Sethia mentioned how some of the popular brands of yoga have evolved, such as Bikram Yoga, Ashtanga, and Vinyasa, each emphasising different sequences, temperatures, or philosophical underpinnings.

She added, “Since our Prime Minister Narendra Modi proposed to UNGA and the commemoration of the International Day of Yoga in 2015, awareness and participation in yoga have significantly increased globally. Many countries now officially recognise the day, promoting yoga’s health benefits and cultural significance.

Sharing his views, Dr Ranade mentioned, “Yoga, like all philosophical ideas, has been productised and commercialised. The Euro-Americans are masters of this game. Yoga as a process is now being broken into marketable/saleable components like exercises, disease cure, healthy living, etc. This has nothing to do with the philosophy or the world view.”

He further elaborated that the International Day of Yoga is an exercise in getting more than 170 states in the UN to co-sponsor a proposal that India floated. It’s a diplomatic brownie point in international affairs. It involved a lot of diplomatic work to get that done. It was a good exercise to test our abilities on the international front. That is all there is to it.
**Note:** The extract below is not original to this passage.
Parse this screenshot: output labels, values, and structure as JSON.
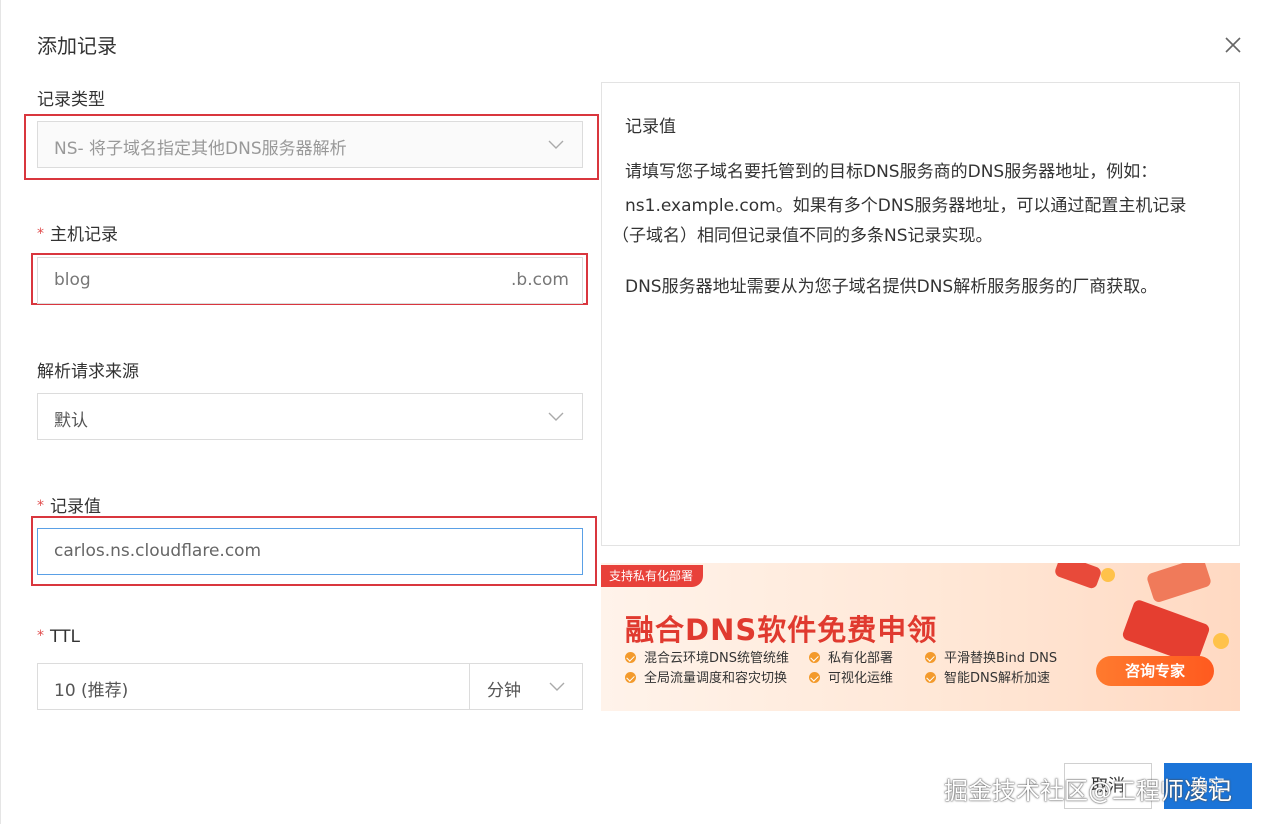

Yoga was always practised, is practised and will be practised by human beings, some knowingly, some unknowingly.

There are possibilities that yga may have been practised even before humans domesticated crops, animals, and even before civilisations existed. Over centuries it has undergone several evolutions, with different brands of yoga being practised and preached and how it is accepted and perceived. The core philosophy remains the same ‘union of mind and body; man and nature’.

Although commercialisation and politicisation may differ from its philosophical foundations, Yoga still signifies the rich cultural heritage of India and its global influence. As it changes, yoga will continue to be one that not only enhances personal well-being but also serves cultural diplomacy as well as politics for political strategy, making it imperative for both personal and societal aspects.